I exported the YOLO11 object detector model from PyTorch format (.pt) to the ONNX format (.onnx), so that it can be loaded and executed using the OpenCV’s DNN module:

yolo export model=yolov8m.pt format=onnx

In the future, I may switch to the ONNX Runtime C++ API instead of the OpenCV DNN, depending on compatibility with RKNN and Rockchip hardware requirements.

Object Detection

The pipeline begins with preprocessing the input image: scaling, padding, and resizing to the required shape

// Calculate new dimensions after scaling
int newUnpadW = static_cast<int>(std::round(static_cast<float>(image.cols) * ratio));
int newUnpadH = static_cast<int>(std::round(static_cast<float>(image.rows) * ratio));

// Evenly distribute padding on both sides
int padLeft = dw / 2;
int padRight = dw - padLeft;
int padTop = dh / 2;
int padBottom = dh - padTop;

The preprocessed image is then converted into a blob:

cv::dnn::blobFromImage(preprocessedImage, blob, 1.0/255.0, cv::Size(inputSize, inputSize),
cv::Scalar(0, 0, 0), true, false);

The ONNX YOLO model is loaded, and the detections are processed

cv::dnn::Net net = cv::dnn::readNetFromONNX(yoloModelWeights);
net.forward(netOutput, names);

Finally, the non-maxima suppression (NMS) is applied, and the results are visualized:

cv::dnn::NMSBoxes(boxes, confidences, confThreshold, nmsThreshold, indices);

extern C linkage

In order to bridge the C and C++ code, I declared the C++ in the interface.h header file with C linkage:

#ifdef __cplusplus
extern "C" {
#endif
    void detectObjects(const char* imagePath, 
                       float confThreshold, float nmsThreshold,
                       const char* basePath, const char* classesFile, bool bVis);
#ifdef __cplusplus
}
#endif

Currently, detectObjects is tested on a static image in the PipeWire filter.
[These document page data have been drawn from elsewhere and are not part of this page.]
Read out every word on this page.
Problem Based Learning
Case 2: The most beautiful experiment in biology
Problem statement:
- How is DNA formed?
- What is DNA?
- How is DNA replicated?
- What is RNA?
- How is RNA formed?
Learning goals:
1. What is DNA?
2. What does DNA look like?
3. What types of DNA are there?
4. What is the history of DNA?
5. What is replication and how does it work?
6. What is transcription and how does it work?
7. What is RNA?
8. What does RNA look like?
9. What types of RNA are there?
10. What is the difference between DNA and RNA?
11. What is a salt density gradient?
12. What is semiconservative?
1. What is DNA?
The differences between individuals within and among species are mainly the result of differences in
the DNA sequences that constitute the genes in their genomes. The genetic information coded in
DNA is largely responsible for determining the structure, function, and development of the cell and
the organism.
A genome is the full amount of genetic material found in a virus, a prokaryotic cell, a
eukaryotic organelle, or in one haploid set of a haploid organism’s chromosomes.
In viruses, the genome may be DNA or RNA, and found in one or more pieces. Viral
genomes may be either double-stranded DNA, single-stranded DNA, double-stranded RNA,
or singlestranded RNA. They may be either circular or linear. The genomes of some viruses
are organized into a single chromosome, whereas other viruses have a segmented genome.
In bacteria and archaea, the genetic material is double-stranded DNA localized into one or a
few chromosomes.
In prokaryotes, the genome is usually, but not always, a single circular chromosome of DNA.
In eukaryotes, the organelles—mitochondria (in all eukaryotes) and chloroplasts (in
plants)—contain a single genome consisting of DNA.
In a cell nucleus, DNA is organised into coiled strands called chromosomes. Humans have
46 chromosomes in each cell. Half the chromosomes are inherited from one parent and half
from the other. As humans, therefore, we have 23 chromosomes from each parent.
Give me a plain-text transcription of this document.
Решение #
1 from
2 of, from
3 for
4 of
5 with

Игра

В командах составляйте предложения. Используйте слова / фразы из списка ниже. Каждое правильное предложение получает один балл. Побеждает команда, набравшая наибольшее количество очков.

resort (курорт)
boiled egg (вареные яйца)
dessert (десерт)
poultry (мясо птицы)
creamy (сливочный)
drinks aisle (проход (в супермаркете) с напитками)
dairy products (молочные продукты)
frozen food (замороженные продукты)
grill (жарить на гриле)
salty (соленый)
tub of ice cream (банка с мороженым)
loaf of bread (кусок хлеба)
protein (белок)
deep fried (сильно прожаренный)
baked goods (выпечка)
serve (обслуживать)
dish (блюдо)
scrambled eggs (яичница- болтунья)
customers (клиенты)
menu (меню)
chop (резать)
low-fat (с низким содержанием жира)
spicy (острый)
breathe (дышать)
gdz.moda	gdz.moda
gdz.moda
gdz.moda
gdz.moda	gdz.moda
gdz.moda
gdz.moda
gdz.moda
Finally, the entire project is built using the following configuration in the CMakeLists.txt:

project(cam_yolo_infer LANGUAGES C CXX)
target_link_libraries(filter_g
    yolo_detection
    stdc++
    ${PIPEWIRE_LIBRARIES}
    ${OpenCV_LIBRARIES}
    )

Next Steps

  1. Integrate detectObjects() with the live camera stream via the PipeWire detection playback node.